Tenho sido um entusiasta do software livre, e tenho participado em alguns projectos - para além de ajudar o desenvolvimento do sdlBasic com alguns exemplos (tipo daqueles exemplos que vinham no Amos, mas algo mais simples, como os que vinham no manual do MSX Gradiente-Expert, a mostrar um exemplo para cada comando), também contribuí com alguns filtros de imagem em Lua para o GrafX2 (que até são distribuidos dentro do pacote oficial, uma honra! :) ), e um plugin ou outro para Inkscape, Scribus e etc. Também contribuí com alguns exemplos para o projecto Shoebot (um fork do Nodebox para a biblioteca livre Cairo, desenvolvido por Ricardo Lafuente e Francesco Fantoni).

E ainda tens vontade de programar para MSX. E mais importante, vontade de fazer algum jogo novo ou reciclar coisas que já tenhas tido desenvolvido? Queria eu tentar ir bem mais longe e mais a fundo, repara que a enorme maioria do que tenho feito não tem som nenhum (embora embeber e tocar um vgm de ay-3-8910 num código desenvolvido no Boriel's ZX-Basic Compiler até pareceu ser bem simples, tenho que aprofundar melhor e ver como funcionaria num jogo), nem nunca experimentei utilizar um sistema de eventos (muito comum em shoot-em-up, do que tenho visto).



Falando agora mais genericamente. Como vês esta "moda" do retrogaming e também dos preços às vezes absurdos de tudo isto? Boa Pergunta.
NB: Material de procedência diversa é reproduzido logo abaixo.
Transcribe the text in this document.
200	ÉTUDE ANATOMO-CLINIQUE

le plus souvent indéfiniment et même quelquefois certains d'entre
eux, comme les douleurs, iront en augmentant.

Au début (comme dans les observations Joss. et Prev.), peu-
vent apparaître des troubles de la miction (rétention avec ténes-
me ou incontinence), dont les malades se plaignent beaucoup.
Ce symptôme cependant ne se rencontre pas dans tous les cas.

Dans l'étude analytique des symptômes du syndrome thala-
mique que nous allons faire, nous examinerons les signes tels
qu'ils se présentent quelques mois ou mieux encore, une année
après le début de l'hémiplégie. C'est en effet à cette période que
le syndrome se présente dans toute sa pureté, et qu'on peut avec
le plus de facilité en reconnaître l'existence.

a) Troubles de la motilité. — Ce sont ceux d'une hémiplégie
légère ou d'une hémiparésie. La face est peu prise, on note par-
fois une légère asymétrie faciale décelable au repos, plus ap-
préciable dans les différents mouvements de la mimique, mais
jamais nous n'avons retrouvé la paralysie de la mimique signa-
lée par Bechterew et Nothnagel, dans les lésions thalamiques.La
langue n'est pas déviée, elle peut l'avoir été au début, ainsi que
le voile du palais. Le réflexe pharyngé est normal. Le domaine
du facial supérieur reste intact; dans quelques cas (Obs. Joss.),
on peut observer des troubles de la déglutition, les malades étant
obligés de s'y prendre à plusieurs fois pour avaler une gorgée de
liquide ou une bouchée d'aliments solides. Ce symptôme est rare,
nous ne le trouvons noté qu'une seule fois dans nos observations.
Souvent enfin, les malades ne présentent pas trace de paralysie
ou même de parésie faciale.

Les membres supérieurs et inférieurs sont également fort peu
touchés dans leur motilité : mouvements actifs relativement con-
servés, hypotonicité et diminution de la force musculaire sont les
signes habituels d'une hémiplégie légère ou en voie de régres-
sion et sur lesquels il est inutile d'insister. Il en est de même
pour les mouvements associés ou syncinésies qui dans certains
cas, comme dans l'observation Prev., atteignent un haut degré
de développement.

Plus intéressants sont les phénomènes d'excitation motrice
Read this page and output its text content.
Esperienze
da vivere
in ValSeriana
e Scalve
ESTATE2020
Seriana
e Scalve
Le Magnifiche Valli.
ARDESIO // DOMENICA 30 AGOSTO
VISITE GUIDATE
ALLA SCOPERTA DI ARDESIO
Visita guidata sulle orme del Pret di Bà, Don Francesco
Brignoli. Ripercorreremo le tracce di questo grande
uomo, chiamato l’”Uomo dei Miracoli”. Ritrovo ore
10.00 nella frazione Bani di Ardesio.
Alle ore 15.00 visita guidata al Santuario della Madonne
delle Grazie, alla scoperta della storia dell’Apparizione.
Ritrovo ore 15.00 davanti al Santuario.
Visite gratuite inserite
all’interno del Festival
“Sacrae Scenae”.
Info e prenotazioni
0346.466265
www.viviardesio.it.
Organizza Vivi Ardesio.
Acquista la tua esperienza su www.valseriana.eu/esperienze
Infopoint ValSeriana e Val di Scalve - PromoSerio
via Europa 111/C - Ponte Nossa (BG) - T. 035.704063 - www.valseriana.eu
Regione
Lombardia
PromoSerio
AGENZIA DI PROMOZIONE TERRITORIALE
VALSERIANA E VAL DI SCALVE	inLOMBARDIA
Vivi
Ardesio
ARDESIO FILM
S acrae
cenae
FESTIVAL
Grupos como os Mojón Twins foram o que mais me tem maravilhado, que para além deles distribuirem o código fonte de tudo que desenvolvem (permitindo até o nosso camarada Jon "Viejo Archivero!" Cortazar (Relevo games) portar alguns desses jogos para MSX), as cópias físicas desses jogos vendem-se como pães quentes.

Talvez a "moda" retrogaming tenha vindo para ficar (mesmo que seja só uma pessoa no mundo a desenvolver e a gostar de conteudos e hardware retro! :D ), por várias razões, uma PS5 de certeza será uma consola retro uma década dessas no futuro, tal como todo hardware agora considerado retro ainda não foi explorado o suficiente, muito longe disso, até mesmo pela demoscene. Desenvolver para hardware retro é sempre um desafio interessante (Pico8 e Tic80 nem sequer teriam surgido se assim não fosse...)

Talvez os preços absurdos tenham a ver com oferta e procura, natural que uma consola Casio PV-1000, ou um computador Bandai RX78, pela raridade, custe até mais que um MSX Turbo-R (os da Panasonic, e aqueles com kits de upgrade talvez ainda mais).

Também vejo as plataformas retro como um excelente meio para começar a se programar um jogo comparado com essas engines mais complexas que se vêem por aí, já que com bem menos tempo e esforço podem se conseguir resultados muitas vezes tão ou bem mais interessantes, e a lógica usada por trás de ambas pode até ser bem parecida. Talvez baste compararmos os poucos meses que eram gastos por equipas pequenas nos anos 80 com as equipas enormes durante anos que tem sido ultimamente nesses jogos chamados "triplo-a" (podemos até citar Hideo Kojima, que tem experiência em ambas, e sabe bem a diferença).

Nesta fase e com este revival, consideras-te um colecionador, um entusiasta, um programador ou um pouco das três?
Infelizmente não tenho conseguido ser um colecionador (e há clássicos e indies recentes que merecem mesmo fazer parte de uma boa coleção), e o (humilde) programador talvez tenha surgido do entusiasmo!

Para terminarmos, fica uma última pergunta. Agora é fácil jogar jogos do MSX se usarmos um emulador, por isso, queria que deixasses tipo 3 sugestões de jogos para os que nunca experimentaram a magia do MSX.
Não sei se precisam ser jogos, o Super Synthesizer do Akio Kitano é bem fixe! :D - Brincadeiras à parte, e sem ser os que já citei acima, e a fugir do "cliché" da Konami (por serem já muito batidos, apesar de serem muito bons sem sombra de dúvidas), eu talvez citaria estes (do que consigo lembrar agora): Indian No Bouken, Rock'N'Bolt e Rally-X.